Résumé

« Janie avait seize ans. Un feuillage vernissé et des bourgeons tout près d’éclore et le désir de prendre à bras-le-corps la vie, mais la vie semblait se dérober. Où donc étaient-elles, ses abeilles chanteuses à elle ? Du haut des marches elle scruta le monde aussi loin qu’elle put, et puis elle descendit jusqu’à la barrière et s’y pencha pour contempler la route de droite et de gauche. Guettant, attendant, le souffle écourté par l’impatience. Attendant que le monde vienne à se faire. » Il ne faudra pas moins de trois mariages et trois vies – le vieux Logan Killicks et ses sentiments trop frustes, le fringant Joe Starks et ses ambitions politiques dévorantes, puis la promesse d’égalité, l’étreinte d’amour et le frisson extatique qu’incarne Tea Cake – pour permettre à Janie d’atteindre toute la mesure de son rêve d’émancipation et de liberté.
Portrait d’une femme entière, animée par la force de son innocence, qui brave la rumeur du monde et se révèle à l’existence, Mais leurs yeux dardaient sur Dieu est un chef-d’œuvre – et l’un des tout premiers romans écrits par une Afro-Américaine. Un monument de la littérature, aussi percutant aujourd’hui que lors de sa parution aux États-Unis en 1937. À découvrir ou redécouvrir dans une traduction inédite magistrale.
 

Mon Commentaire

Si, comme moi, vous êtes fan des éditions Zulma, ‘Mais leurs yeux dardaient sur Dieu’ constitue une raison supplémentaire de les remercier en nous dénichant des œuvres originales et qualitatives du monde entier, qu’elles soient récentes et inédites ou qu’elles consistent en une réédition de monuments de la littérature, comme c’est ici le cas.

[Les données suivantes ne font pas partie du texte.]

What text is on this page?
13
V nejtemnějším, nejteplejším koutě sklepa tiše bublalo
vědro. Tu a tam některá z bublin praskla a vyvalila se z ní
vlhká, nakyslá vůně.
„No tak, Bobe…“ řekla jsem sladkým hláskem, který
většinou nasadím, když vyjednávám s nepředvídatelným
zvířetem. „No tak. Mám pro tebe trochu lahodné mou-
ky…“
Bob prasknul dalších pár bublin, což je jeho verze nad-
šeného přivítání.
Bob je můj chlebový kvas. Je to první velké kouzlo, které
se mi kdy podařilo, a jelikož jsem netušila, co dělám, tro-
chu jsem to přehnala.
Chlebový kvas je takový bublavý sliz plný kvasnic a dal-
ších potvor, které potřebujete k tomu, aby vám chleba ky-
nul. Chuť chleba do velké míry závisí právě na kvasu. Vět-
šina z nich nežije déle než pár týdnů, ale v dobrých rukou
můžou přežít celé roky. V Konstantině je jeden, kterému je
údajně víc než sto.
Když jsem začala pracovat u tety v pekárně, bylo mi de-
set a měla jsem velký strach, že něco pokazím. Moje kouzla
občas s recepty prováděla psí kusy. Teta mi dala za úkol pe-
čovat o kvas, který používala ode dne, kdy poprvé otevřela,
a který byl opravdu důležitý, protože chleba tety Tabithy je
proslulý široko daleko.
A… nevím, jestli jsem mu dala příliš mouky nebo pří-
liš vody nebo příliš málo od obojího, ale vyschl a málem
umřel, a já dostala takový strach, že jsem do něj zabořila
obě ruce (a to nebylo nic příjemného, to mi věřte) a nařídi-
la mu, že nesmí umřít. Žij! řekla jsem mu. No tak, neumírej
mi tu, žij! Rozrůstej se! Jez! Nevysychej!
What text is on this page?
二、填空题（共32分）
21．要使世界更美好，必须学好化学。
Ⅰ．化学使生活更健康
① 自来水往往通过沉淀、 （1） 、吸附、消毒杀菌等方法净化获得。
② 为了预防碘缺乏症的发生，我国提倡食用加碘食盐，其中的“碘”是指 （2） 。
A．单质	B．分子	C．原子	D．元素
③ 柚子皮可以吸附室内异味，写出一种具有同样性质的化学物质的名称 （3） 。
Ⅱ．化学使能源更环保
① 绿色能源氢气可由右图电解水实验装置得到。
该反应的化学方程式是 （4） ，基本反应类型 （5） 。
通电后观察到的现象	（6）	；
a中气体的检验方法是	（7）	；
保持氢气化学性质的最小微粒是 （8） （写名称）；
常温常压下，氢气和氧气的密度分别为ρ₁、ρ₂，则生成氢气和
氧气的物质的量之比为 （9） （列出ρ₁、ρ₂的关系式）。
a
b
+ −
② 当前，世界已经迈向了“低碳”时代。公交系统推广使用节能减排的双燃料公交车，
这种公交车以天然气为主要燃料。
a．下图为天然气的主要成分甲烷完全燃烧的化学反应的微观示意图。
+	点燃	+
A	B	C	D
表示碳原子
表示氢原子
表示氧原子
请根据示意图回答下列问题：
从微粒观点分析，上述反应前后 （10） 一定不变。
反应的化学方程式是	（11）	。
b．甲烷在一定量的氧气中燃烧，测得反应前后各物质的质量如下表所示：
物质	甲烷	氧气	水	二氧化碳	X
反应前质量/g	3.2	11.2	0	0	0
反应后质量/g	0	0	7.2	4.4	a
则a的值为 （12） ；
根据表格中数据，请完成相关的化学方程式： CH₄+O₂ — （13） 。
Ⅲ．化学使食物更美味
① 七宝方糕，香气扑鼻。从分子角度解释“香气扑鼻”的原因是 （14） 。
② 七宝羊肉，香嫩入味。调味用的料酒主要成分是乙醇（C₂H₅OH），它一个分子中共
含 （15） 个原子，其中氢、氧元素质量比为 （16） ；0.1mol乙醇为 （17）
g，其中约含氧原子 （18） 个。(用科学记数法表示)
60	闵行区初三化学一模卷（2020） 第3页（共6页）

En effet ce roman, signé Zora Neale Hurston, a été publié pour la première fois en 1937 et n’a guère pris de ride aujourd’hui, tant son propos est intemporel. L’écrivaine Afro-Américaine nous raconte ici l’histoire de Janie Mae Crawford, une femme métisse à la beauté indéniable, ‘entièrement animée par la force de l’innocence’ et éprise de liberté qui va découvrir le monde, faisant front en toute circonstance. Dès les premières pages, nous rencontrons Janie à son retour à Eatonville, petite bourgade de Floride, et nous allons suivre les confidences qu’elle va faire à son amie Phoeby sur son parcours pour le moins étonnant. Il y a comme quatre vies dans la sienne, celle de son enfance, élevée par une grand-mère qui lui a transmis sa force de caractère, son idée de s’opposer à la soumission et sa curiosité du monde, puis successivement celles que Janie a vécu avec ses trois maris : le vieux et rugueux Logan Killicks, puis le fringant Joe Starks à l’ambition professionnelle et politique démesurée. Janie savait de toute façon que ‘le mariage ne faisait pas l’amour’ tout au moins jusqu’à l’aboutissement en apothéose amoureuse aux côtés du fabuleux et jeune Tea Cake, son troisième époux…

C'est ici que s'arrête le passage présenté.